Przyszłość wojewódzkiego programu finansowania zabiegów in vitro pod znakiem zapytania
Przekonują o tym radni opozycji w Sejmiku Województwa. Ich zdaniem politycy Prawa i Sprawiedliwości pracują nad poprawką do projektu przyszłorocznego budżetu, która wykreśli dwa mln zł przeznaczonych na ten cel.
Zdaniem radnego Koalicji Obywatelskiej Marcina Bugajskiego, to zła wiadomość dla mieszkańców. – Uważam, że to jest bardzo zła decyzja. To, co udało się osiągnąć w tym roku w ramach pilotażowego programu, to 15 urodzonych dzieci – powiedział Bugajski.
Jednak przewodniczący klubu radnych PiS Piotr Adamczyk podkreślił, że na razie decyzja o poprawce do budżetu jeszcze nie zapadła. – Nie dyskutowaliśmy jeszcze na ten temat w klubie PiS. Mam swoje przekonania, które prezentuję od lat i myślę, że nikt nie był zdziwiony, kiedy powiedziałem, że jestem przeciwko temu programowi – dodał Adamczyk.

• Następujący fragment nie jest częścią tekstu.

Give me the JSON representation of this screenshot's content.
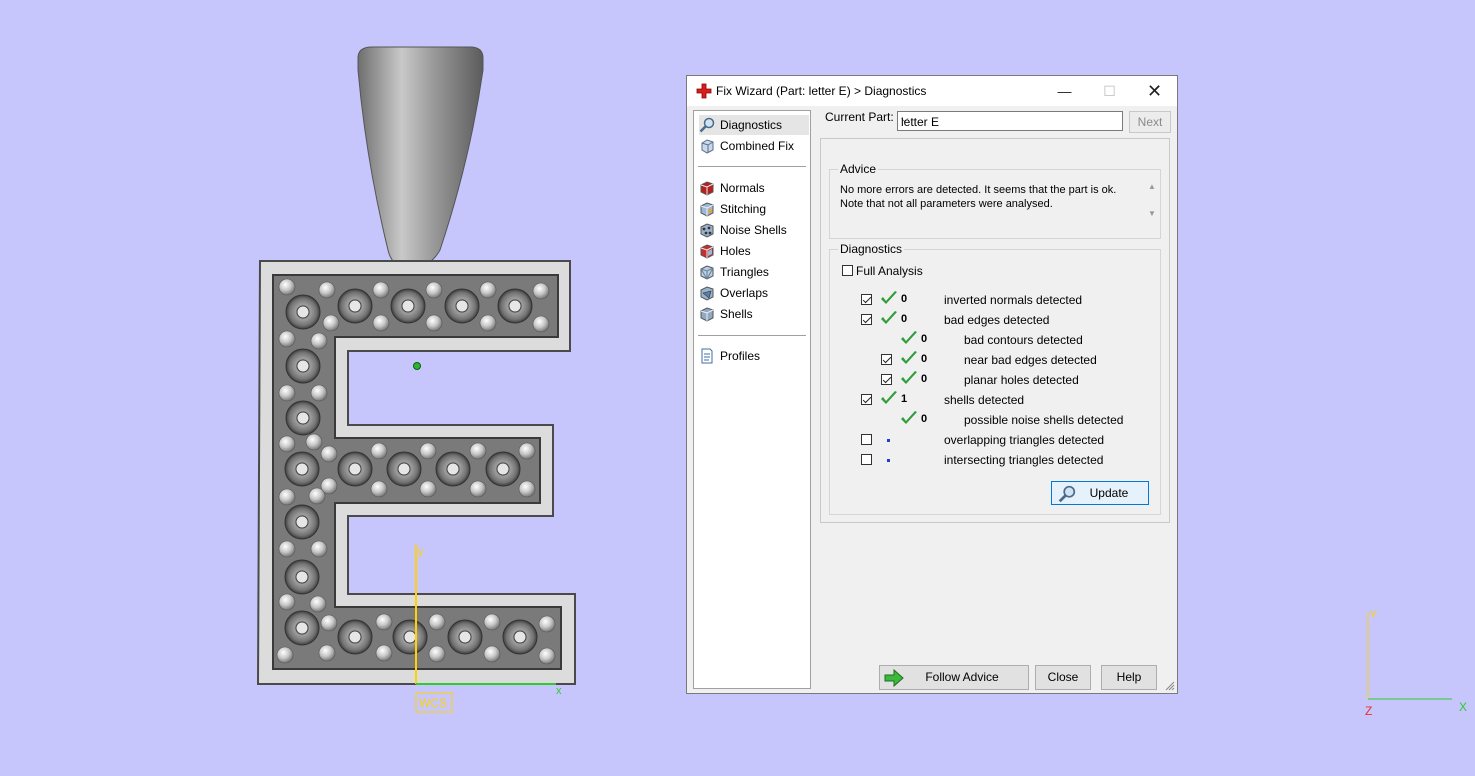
{
  "viewport": {
    "wcs_label": "WCS",
    "axis_x": "x",
    "axis_y": "y",
    "corner_axis_x": "X",
    "corner_axis_y": "Y",
    "corner_axis_z": "Z"
  },
  "dialog": {
    "title": "Fix Wizard (Part: letter E) > Diagnostics",
    "nav": {
      "top": [
        "Diagnostics",
        "Combined Fix"
      ],
      "middle": [
        "Normals",
        "Stitching",
        "Noise Shells",
        "Holes",
        "Triangles",
        "Overlaps",
        "Shells"
      ],
      "bottom": [
        "Profiles"
      ],
      "selected": "Diagnostics"
    },
    "current_part_label": "Current Part:",
    "current_part_value": "letter E",
    "next_label": "Next",
    "advice": {
      "title": "Advice",
      "line1": "No more errors are detected. It seems that the part is ok.",
      "line2": "Note that not all parameters were analysed."
    },
    "diagnostics": {
      "title": "Diagnostics",
      "full_analysis_label": "Full Analysis",
      "full_analysis_checked": false,
      "rows": [
        {
          "checked": true,
          "status": "ok",
          "count": "0",
          "text": "inverted normals detected"
        },
        {
          "checked": true,
          "status": "ok",
          "count": "0",
          "text": "bad edges detected"
        },
        {
          "checked": null,
          "status": "ok",
          "count": "0",
          "text": "bad contours detected"
        },
        {
          "checked": true,
          "status": "ok",
          "count": "0",
          "text": "near bad edges detected"
        },
        {
          "checked": true,
          "status": "ok",
          "count": "0",
          "text": "planar holes detected"
        },
        {
          "checked": true,
          "status": "ok",
          "count": "1",
          "text": "shells detected"
        },
        {
          "checked": null,
          "status": "ok",
          "count": "0",
          "text": "possible noise shells detected"
        },
        {
          "checked": false,
          "status": "dot",
          "count": "",
          "text": "overlapping triangles detected"
        },
        {
          "checked": false,
          "status": "dot",
          "count": "",
          "text": "intersecting triangles detected"
        }
      ],
      "update_label": "Update"
    },
    "follow_advice_label": "Follow Advice",
    "close_label": "Close",
    "help_label": "Help"
  }
}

Piotr Adamczyk dziwi się również nagłemu oburzeniu opozycji. Jak przypomina, że jeszcze kilka lat temu radni Platformy Obywatelskiej sami opowiadali się przeciwko wojewódzkiemu programowi finansowana in vitro, który co roku proponował radny SLD Piotr Bors. Teraz stanowisko polityków PO się zmieniło, co zdaniem radnego PiS jest efektem zbliżających się wyborów parlamentarnych.